Matthew, aka Forest Swords, is a musician, producer and DJ from Wirral. He’s had tinnitus for 10 years, brought on by loud music at gigs and clubs.
“I spent many nights as a teenager going to gigs without earplugs, and at university I spent lots of time in club and concert spaces – I didn’t protect my hearing there either.
My ears usually ‘rang’ after I’d been out, but after one particular gig they didn’t stop ringing – the tinnitus has been there ever since. It was pretty horrible at the time to think I had ear damage and it took me ages to come to terms with it, but once I accepted that it wasn’t going away and not to ‘fight’ it, that’s when I started to feel better about it. In a strange way, it was quite liberating.
Approaching it as a part of my body in the same way I can’t change the size of my feet or how long my fingers are was quite a different way to look at it rather than something to constantly fight and battle against and get frustrated with.

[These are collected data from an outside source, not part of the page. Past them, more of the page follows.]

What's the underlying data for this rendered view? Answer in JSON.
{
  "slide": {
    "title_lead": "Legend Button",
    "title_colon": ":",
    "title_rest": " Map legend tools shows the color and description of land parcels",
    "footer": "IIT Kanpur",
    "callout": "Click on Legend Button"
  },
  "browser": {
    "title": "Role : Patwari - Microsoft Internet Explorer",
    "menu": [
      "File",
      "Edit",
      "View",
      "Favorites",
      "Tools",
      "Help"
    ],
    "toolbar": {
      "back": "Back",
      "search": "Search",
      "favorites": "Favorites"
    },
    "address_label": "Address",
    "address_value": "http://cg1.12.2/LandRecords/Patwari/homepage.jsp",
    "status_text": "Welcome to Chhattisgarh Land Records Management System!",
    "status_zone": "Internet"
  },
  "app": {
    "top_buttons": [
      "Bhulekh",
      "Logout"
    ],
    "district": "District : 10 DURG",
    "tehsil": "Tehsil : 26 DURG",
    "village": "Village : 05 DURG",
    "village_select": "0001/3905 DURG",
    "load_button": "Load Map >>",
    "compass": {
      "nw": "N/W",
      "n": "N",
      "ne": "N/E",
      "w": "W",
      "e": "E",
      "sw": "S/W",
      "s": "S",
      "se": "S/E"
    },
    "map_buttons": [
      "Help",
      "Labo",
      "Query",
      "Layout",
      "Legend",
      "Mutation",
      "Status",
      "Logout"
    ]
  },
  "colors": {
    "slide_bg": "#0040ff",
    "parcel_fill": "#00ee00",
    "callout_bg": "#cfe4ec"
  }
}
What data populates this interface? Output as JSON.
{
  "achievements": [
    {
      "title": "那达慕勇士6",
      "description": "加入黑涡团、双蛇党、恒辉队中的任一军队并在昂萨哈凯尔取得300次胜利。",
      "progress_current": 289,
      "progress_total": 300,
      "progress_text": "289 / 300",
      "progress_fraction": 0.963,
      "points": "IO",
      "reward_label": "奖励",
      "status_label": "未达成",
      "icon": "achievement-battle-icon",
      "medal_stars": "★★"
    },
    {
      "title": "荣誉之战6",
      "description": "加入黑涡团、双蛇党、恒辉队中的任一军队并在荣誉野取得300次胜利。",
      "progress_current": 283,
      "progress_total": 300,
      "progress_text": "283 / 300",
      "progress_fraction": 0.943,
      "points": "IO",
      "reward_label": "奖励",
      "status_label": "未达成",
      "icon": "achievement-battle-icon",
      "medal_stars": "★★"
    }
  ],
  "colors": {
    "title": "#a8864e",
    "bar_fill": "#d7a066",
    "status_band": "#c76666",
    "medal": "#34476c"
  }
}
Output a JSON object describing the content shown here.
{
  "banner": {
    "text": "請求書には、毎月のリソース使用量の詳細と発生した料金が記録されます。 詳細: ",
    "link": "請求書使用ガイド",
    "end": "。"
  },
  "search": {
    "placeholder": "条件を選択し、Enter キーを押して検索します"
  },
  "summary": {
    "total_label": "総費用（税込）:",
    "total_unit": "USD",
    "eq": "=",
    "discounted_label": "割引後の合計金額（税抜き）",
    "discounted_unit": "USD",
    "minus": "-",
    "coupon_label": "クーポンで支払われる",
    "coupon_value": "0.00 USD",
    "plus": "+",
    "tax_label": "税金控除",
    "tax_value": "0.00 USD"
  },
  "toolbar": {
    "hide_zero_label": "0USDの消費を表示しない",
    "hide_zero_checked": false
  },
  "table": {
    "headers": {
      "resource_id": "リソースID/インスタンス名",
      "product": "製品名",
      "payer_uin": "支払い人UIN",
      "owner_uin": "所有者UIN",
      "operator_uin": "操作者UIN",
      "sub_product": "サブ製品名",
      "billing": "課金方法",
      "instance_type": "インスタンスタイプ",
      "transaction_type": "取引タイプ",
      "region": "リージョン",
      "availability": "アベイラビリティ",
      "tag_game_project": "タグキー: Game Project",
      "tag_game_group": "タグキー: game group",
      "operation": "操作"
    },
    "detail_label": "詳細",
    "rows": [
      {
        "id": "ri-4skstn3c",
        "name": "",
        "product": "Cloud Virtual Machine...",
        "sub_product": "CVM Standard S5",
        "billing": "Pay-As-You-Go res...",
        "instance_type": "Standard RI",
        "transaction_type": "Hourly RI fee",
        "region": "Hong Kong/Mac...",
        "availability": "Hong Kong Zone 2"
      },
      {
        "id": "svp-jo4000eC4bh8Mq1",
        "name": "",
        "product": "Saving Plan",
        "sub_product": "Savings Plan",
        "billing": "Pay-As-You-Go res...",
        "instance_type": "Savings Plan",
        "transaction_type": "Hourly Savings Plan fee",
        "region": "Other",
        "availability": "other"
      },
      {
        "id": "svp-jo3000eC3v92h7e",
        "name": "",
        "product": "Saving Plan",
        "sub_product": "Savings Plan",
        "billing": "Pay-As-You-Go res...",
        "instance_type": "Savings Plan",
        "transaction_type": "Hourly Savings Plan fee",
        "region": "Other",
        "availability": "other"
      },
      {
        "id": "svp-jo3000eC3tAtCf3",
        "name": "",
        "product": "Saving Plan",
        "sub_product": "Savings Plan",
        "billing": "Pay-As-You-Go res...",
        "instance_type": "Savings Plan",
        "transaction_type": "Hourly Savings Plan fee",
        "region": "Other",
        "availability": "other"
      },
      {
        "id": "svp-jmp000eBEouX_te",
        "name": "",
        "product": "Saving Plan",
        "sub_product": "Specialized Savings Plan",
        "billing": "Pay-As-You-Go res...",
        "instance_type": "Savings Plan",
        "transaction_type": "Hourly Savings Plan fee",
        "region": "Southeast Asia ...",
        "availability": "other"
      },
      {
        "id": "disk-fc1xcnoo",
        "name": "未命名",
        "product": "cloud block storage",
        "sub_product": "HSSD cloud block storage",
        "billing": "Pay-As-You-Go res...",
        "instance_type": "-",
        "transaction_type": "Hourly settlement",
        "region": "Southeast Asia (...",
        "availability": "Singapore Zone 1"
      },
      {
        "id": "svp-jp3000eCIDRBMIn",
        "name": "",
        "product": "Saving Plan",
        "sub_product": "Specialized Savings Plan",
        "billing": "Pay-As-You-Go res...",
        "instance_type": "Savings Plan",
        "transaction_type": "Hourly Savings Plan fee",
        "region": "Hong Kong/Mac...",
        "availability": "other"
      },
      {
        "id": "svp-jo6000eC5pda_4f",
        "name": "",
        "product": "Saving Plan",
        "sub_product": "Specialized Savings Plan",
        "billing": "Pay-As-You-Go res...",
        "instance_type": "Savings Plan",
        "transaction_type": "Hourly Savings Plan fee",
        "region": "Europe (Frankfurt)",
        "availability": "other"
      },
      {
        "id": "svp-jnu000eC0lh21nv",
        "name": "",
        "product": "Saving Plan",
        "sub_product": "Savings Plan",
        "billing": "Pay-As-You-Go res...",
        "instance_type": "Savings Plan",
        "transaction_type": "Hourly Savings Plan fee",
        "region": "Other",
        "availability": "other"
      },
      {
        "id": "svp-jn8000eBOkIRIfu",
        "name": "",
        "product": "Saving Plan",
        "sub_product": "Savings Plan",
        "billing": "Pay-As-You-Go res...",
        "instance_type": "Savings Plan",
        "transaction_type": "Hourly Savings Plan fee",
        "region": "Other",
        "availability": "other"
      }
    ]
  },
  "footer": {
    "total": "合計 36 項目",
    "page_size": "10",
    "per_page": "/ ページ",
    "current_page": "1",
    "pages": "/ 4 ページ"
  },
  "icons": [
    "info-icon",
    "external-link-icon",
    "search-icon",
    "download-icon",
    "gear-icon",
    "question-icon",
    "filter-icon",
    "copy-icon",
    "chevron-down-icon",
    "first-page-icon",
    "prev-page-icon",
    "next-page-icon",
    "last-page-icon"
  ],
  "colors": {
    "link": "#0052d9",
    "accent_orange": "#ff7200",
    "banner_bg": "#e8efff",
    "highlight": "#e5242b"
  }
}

I might not enjoy it, but it’s something I can try and control and moderate as best I can.
Tinnitus is a very subjective thing to suffer from because I’m aware everyone’s is slightly different: mine is a high-pitched whistle, for instance, while a lot of people I’ve spoken to ‘hear’ other sounds. It increases noticeably when I’ve had a drink, when I’m stressed or haven’t slept properly, which is quite a lot when I’m out on tour, so I’m careful to take care of my overall well-being as much as possible. If I’ve had a late night the night before, for instance, I try and rest and eat healthily the day after, just so I can feel a bit more balanced out. I’m hopeful that at some point in my life I’ll see a breakthrough to combat tinnitus, but at the moment I’m doing my best to make small adjustments to my life to ensure it doesn’t get worse.
As a musician and producer, I’m wary of the type of volumes I expose myself to. Working on my own music in the studio, I try not to expose myself to hours and hours of noise every single day – it’s a lot better for my ears when I work on it all in chunks, a couple of hours at a time.
I use earplugs a lot, not only for playing live on stage. I take earplugs out every day just in case I need to pop them in – even sometimes mundane things like being on a certain tube train or in a restaurant can be extremely loud and shrill. It’s difficult to say how much of an impact having earplugs in helps in those kind of spaces, but I certainly feel mentally better for being proactive in trying to protect my hearing.
My tinnitus does impact on my social life sometimes. Most noticeably, I struggle to pick out voices in noisy places like bars or pubs, but I’ve learnt not to be embarrassed to ask someone to speak up.
Some days can be a real struggle, but I’m lucky that my tinnitus has never really made me depressed or anxious like I know it does for a lot of people.
I’ve been quite surprised at the number of people I’ve come across who’ve told me that they have the same thing – but either don’t understand what it is, or hadn’t heard anyone else talk about it before. I don’t think young people are aware of the risks or, even if they are, they think: ‘Oh, it won’t happen to me.’ But the truth is that just one loud moment could trigger something that won’t ever go away. If young people knew how distressing tinnitus can be, they’d protect their ears at all cost.”